2

I need a fast approach to add rows for all the dates between two columns. I have already tried the following approaches:

df.index.repete: add rows for all dates between two columns?

pd.melt: How can I add rows for all dates between two columns?

date_range + merge: Get all dates between startdate and enddate columns

itertuples: Add rows to dataframe each day between a range of two columns

SQL script using sqlite: Crashed the machine when trying to do a join between two dates.

When they worked they were all very slow (between 25 to 75 minutes), I have 1,2 million rows in my dataframe which extends to over 30 million. Is there anyway to do any of these solutions using something like apply or vectorization? Is there a way of doing this in just a few minutes max?

Data has following structure:

start_date   end_date     ID

The final structure should be:

start_date   end_date     Date     ID
MartP
  • 21
  • 1
  • Do you mind to post the `df["start_date"].min()` and `df["end_date"].max()` I'll need to create a reproducible example – rpanai Jan 09 '20 at 14:24
  • 1
    Can you share enough code/data for us to be able to test any potential solutions? – AMC Jan 09 '20 at 14:54

1 Answers1

1

Calendrical calculation (pd.date_range) is a lot slower than generating a sequence of integers (np.arange). The answers you listed are pretty simple & elegant, but they are not very fast. Your volume of data calls for a different solution.

This answer assumes that ID is unique for each row.
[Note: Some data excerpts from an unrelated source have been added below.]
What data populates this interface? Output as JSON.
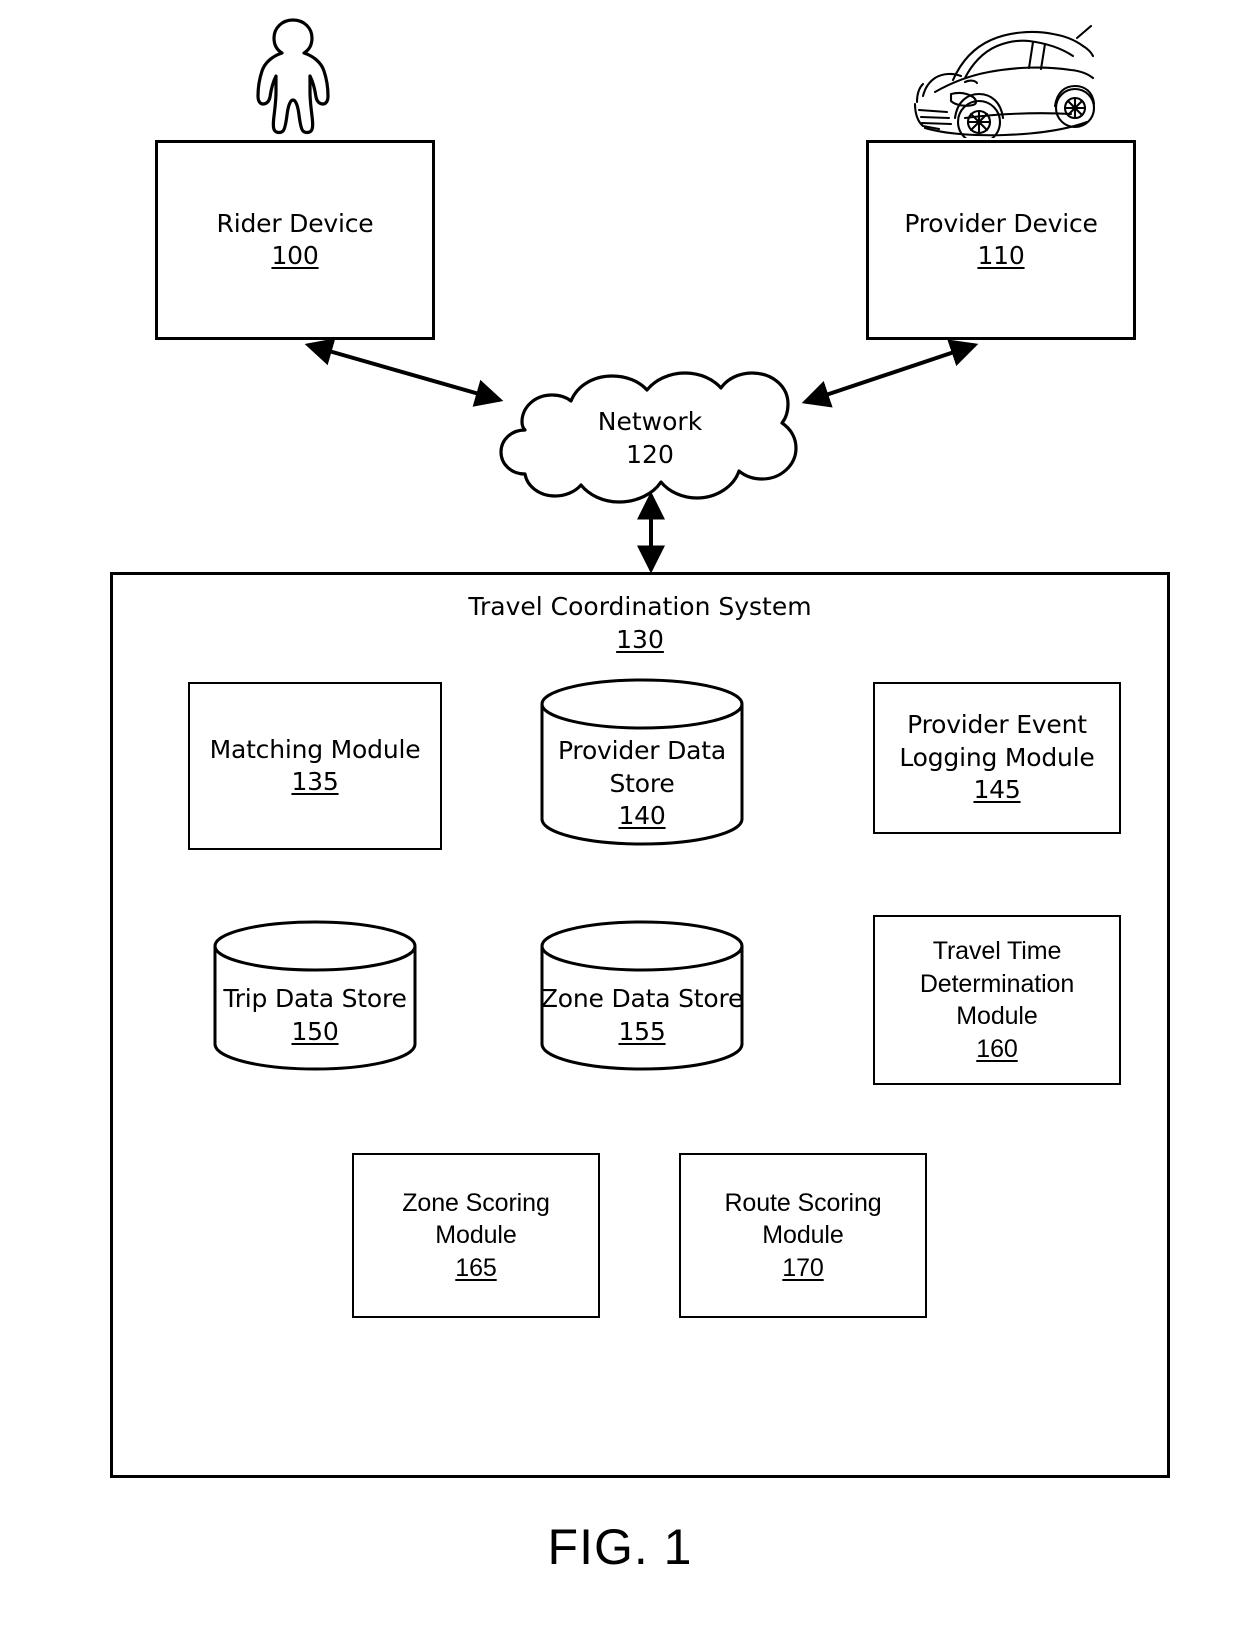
{
  "figure": {
    "caption": "FIG. 1"
  },
  "icons": {
    "rider": "person-icon",
    "provider": "car-icon"
  },
  "nodes": {
    "rider_device": {
      "label": "Rider Device",
      "ref": "100"
    },
    "provider_device": {
      "label": "Provider Device",
      "ref": "110"
    },
    "network": {
      "label": "Network",
      "ref": "120"
    },
    "system": {
      "label": "Travel Coordination System",
      "ref": "130"
    }
  },
  "modules": {
    "matching": {
      "line1": "Matching Module",
      "ref": "135"
    },
    "provider_data_store": {
      "line1": "Provider Data",
      "line2": "Store",
      "ref": "140"
    },
    "provider_event_logging": {
      "line1": "Provider Event",
      "line2": "Logging Module",
      "ref": "145"
    },
    "trip_data_store": {
      "line1": "Trip Data Store",
      "ref": "150"
    },
    "zone_data_store": {
      "line1": "Zone Data Store",
      "ref": "155"
    },
    "travel_time": {
      "line1": "Travel Time",
      "line2": "Determination",
      "line3": "Module",
      "ref": "160"
    },
    "zone_scoring": {
      "line1": "Zone Scoring",
      "line2": "Module",
      "ref": "165"
    },
    "route_scoring": {
      "line1": "Route Scoring",
      "line2": "Module",
      "ref": "170"
    }
  },
  "connectors": [
    {
      "name": "rider-to-network",
      "type": "double-arrow"
    },
    {
      "name": "provider-to-network",
      "type": "double-arrow"
    },
    {
      "name": "network-to-system",
      "type": "double-arrow"
    }
  ],
  "colors": {
    "stroke": "#000000",
    "background": "#ffffff"
  }
}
It took about 4.5 seconds for 1M rows on my iMac 2015. The final dataframe has ~25M rows.

import itertools

# `date_range` is slow so we only call it once
all_dates = pd.date_range(df['start_date'].min(), df['end_date'].max())

# For each day in the range, number them as 0, 1, 2, 3, ...
rank = all_dates.to_series().rank().astype(np.int64) - 1

# Change from `2020-01-01` to "day 500 in the all_dates array", for example
start = df['start_date'].map(rank).values
end = df['end_date'].map(rank).values

# This is where the magic happens. For each row, instead of saying
# `start_date = Jan 1, 2020` and `end_date = Jan 10, 2020`, we are
# creating a range of days: [500, 501, ... 509]
indices = list(itertools.chain.from_iterable([range(s,e+1) for s,e in zip(start, end)]))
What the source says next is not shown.